Always at the wedding but never getting married—that would be the legacy Murray had built for himself prior to his breakthrough success at Flushing Meadows and the London Olympics last year.
And then there would be Djokovic, the Serbain legend who currently sits as the greatest player in the world and will no doubt go down as one of the true greats of the sport.
He has won five Grand Slams, 34 singles titles and has chalked up close to $50 million in career prize money from his nine-year career so far.
Both men are true greats of the sport—the names people pay to go and watch play—but both also divide public opinion straight down the middle about them.
Neither player has a small following, with both bringing strong (and loud) fans to their respective matches, but in terms of public opinion and general consensus, both Murray and Djokovic tend to polarize themselves from the middle ground.
In other words, you either love them or you hate them.
And if we're looking for which of the two players does that "better," more efficiently or simply to a larger degree, then the answer has to be Murray.
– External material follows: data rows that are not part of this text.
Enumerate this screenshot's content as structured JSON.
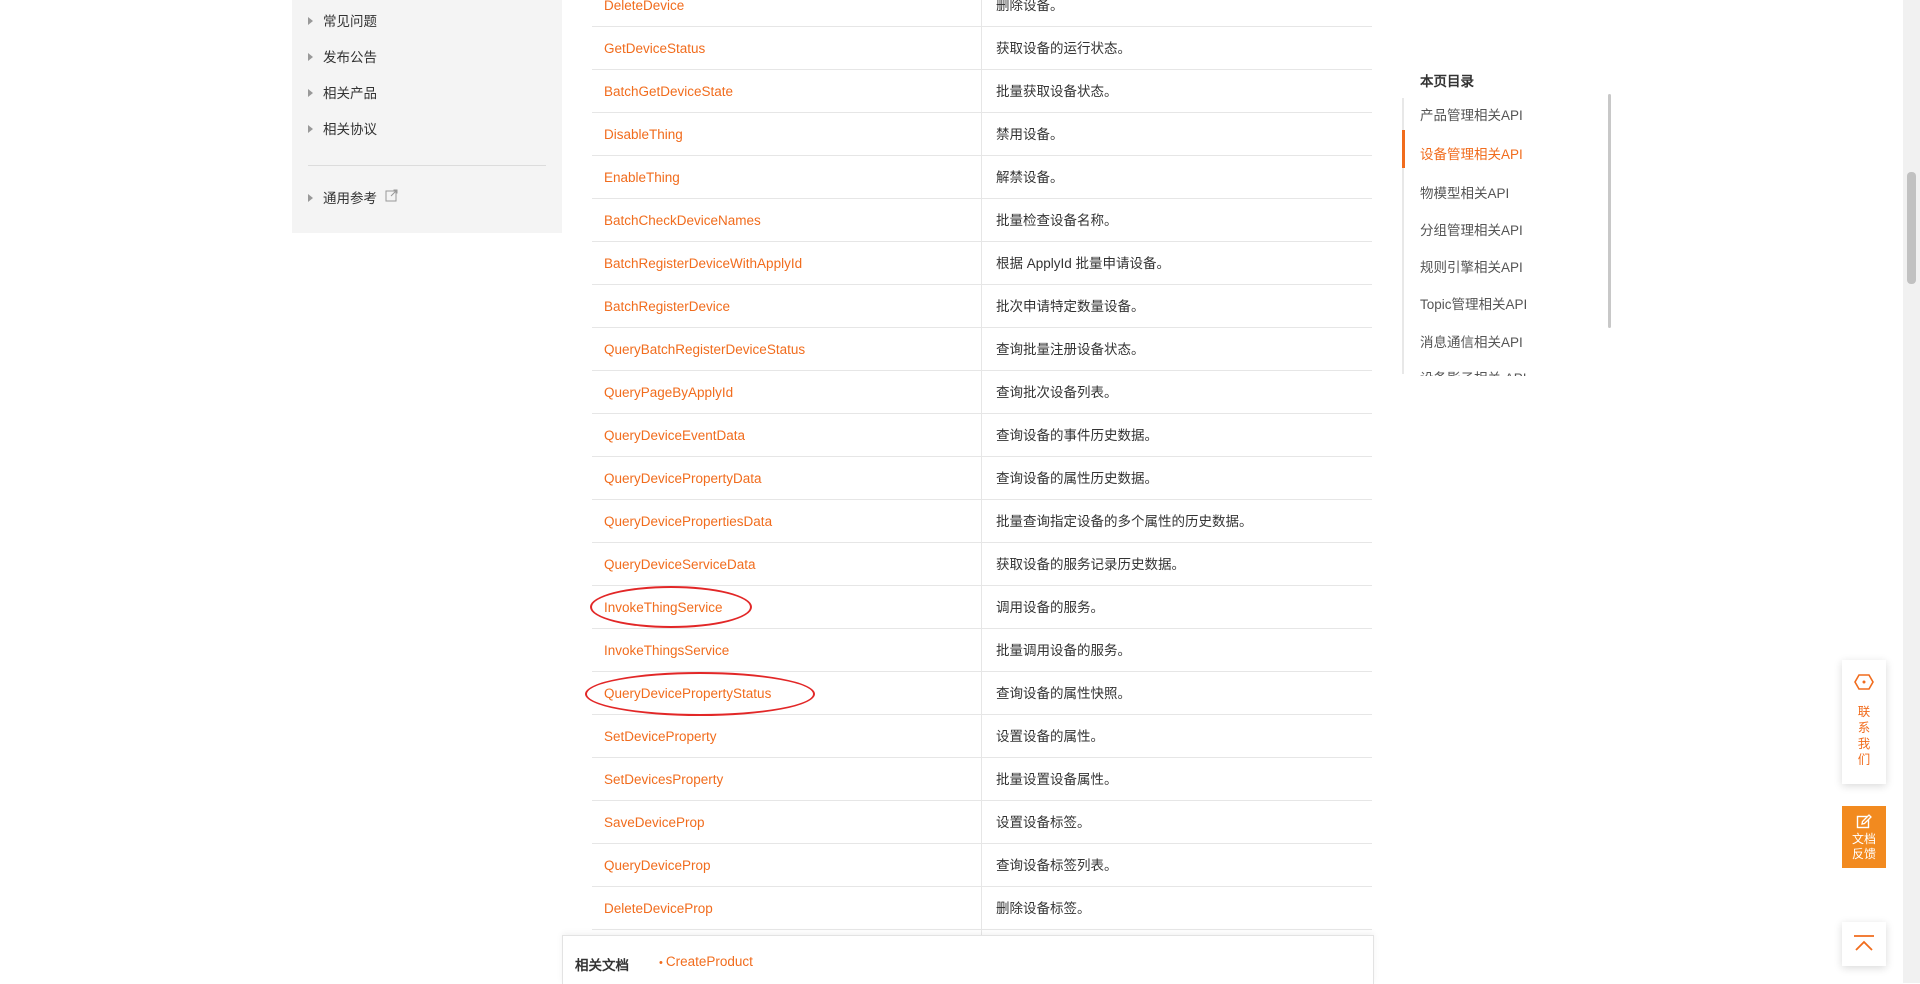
{
  "left_nav": {
    "items": [
      {
        "label": "常见问题"
      },
      {
        "label": "发布公告"
      },
      {
        "label": "相关产品"
      },
      {
        "label": "相关协议"
      }
    ],
    "general_ref": {
      "label": "通用参考",
      "icon": "external-link-icon"
    }
  },
  "api_table": {
    "rows": [
      {
        "api": "DeleteDevice",
        "desc": "删除设备。"
      },
      {
        "api": "GetDeviceStatus",
        "desc": "获取设备的运行状态。"
      },
      {
        "api": "BatchGetDeviceState",
        "desc": "批量获取设备状态。"
      },
      {
        "api": "DisableThing",
        "desc": "禁用设备。"
      },
      {
        "api": "EnableThing",
        "desc": "解禁设备。"
      },
      {
        "api": "BatchCheckDeviceNames",
        "desc": "批量检查设备名称。"
      },
      {
        "api": "BatchRegisterDeviceWithApplyId",
        "desc": "根据 ApplyId 批量申请设备。"
      },
      {
        "api": "BatchRegisterDevice",
        "desc": "批次申请特定数量设备。"
      },
      {
        "api": "QueryBatchRegisterDeviceStatus",
        "desc": "查询批量注册设备状态。"
      },
      {
        "api": "QueryPageByApplyId",
        "desc": "查询批次设备列表。"
      },
      {
        "api": "QueryDeviceEventData",
        "desc": "查询设备的事件历史数据。"
      },
      {
        "api": "QueryDevicePropertyData",
        "desc": "查询设备的属性历史数据。"
      },
      {
        "api": "QueryDevicePropertiesData",
        "desc": "批量查询指定设备的多个属性的历史数据。"
      },
      {
        "api": "QueryDeviceServiceData",
        "desc": "获取设备的服务记录历史数据。"
      },
      {
        "api": "InvokeThingService",
        "desc": "调用设备的服务。"
      },
      {
        "api": "InvokeThingsService",
        "desc": "批量调用设备的服务。"
      },
      {
        "api": "QueryDevicePropertyStatus",
        "desc": "查询设备的属性快照。"
      },
      {
        "api": "SetDeviceProperty",
        "desc": "设置设备的属性。"
      },
      {
        "api": "SetDevicesProperty",
        "desc": "批量设置设备属性。"
      },
      {
        "api": "SaveDeviceProp",
        "desc": "设置设备标签。"
      },
      {
        "api": "QueryDeviceProp",
        "desc": "查询设备标签列表。"
      },
      {
        "api": "DeleteDeviceProp",
        "desc": "删除设备标签。"
      }
    ]
  },
  "related_docs": {
    "title": "相关文档",
    "link": "CreateProduct"
  },
  "toc": {
    "title": "本页目录",
    "items": [
      {
        "label": "产品管理相关API"
      },
      {
        "label": "设备管理相关API",
        "active": true
      },
      {
        "label": "物模型相关API"
      },
      {
        "label": "分组管理相关API"
      },
      {
        "label": "规则引擎相关API"
      },
      {
        "label": "Topic管理相关API"
      },
      {
        "label": "消息通信相关API"
      },
      {
        "label": "设备影子相关 API"
      }
    ]
  },
  "floating": {
    "contact": {
      "label": "联系我们",
      "icon": "contact-icon"
    },
    "feedback": {
      "label": "文档反馈",
      "icon": "edit-icon"
    },
    "top": {
      "icon": "back-to-top-icon"
    }
  },
  "colors": {
    "accent": "#f16c1d",
    "annotation": "#e22727",
    "feedback_bg": "#f28a1f"
  }
}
In fact, you could nearly go as far to say that there is no player currently in the men's game as polarized as Murray is at the moment.
Whenever his name comes into question, the opening train of thought is usually what we mentioned before—being the bridesmaid of tennis and forever falling short at the final hurdle.That was Murray's legacy, and now people simply think of that whenever they think of the 25-year-old.
Yet at the same time, there are also those who have behind Murray from the moment he burst onto the ATP circuit—backing him to be the man most likely to break into the then Big Three of Roger Federer, Rafael Nadal and Novak Djokovic.
There were those that grew in their affection and endearment for him with every missed opportunity, every disappointing finish, every Grand Slam second place.
Every time Murray would cry and choke his way through a post-match interview, declaring that he would be stronger next time and that he would get there soon, much of the public grew to support and develop a secret little soft spot for Murray.
And so Murray, like no other player on tour at the moment, developed two sets of groups that are at complete ends of the spectrum regarding their affection. There are those that love to see him lose and fall at the final hurdle time and time again, declaring him to be not as good as the other three, and there are those that rejoice every time Murray takes down a giant and triumphs in a Grand Slam.
Murray, more than Djokovic, and even more than the likes of Federer and Nadal, has become the most polarizing star in men's tennis at the moment, and judging by comments that he made following his breakthrough title last season, you get the feeling it's a position he secretly enjoys being in.
Especially if it leads him to Grand Slam success.
Is Andy Murray the most polarizing player in tennis?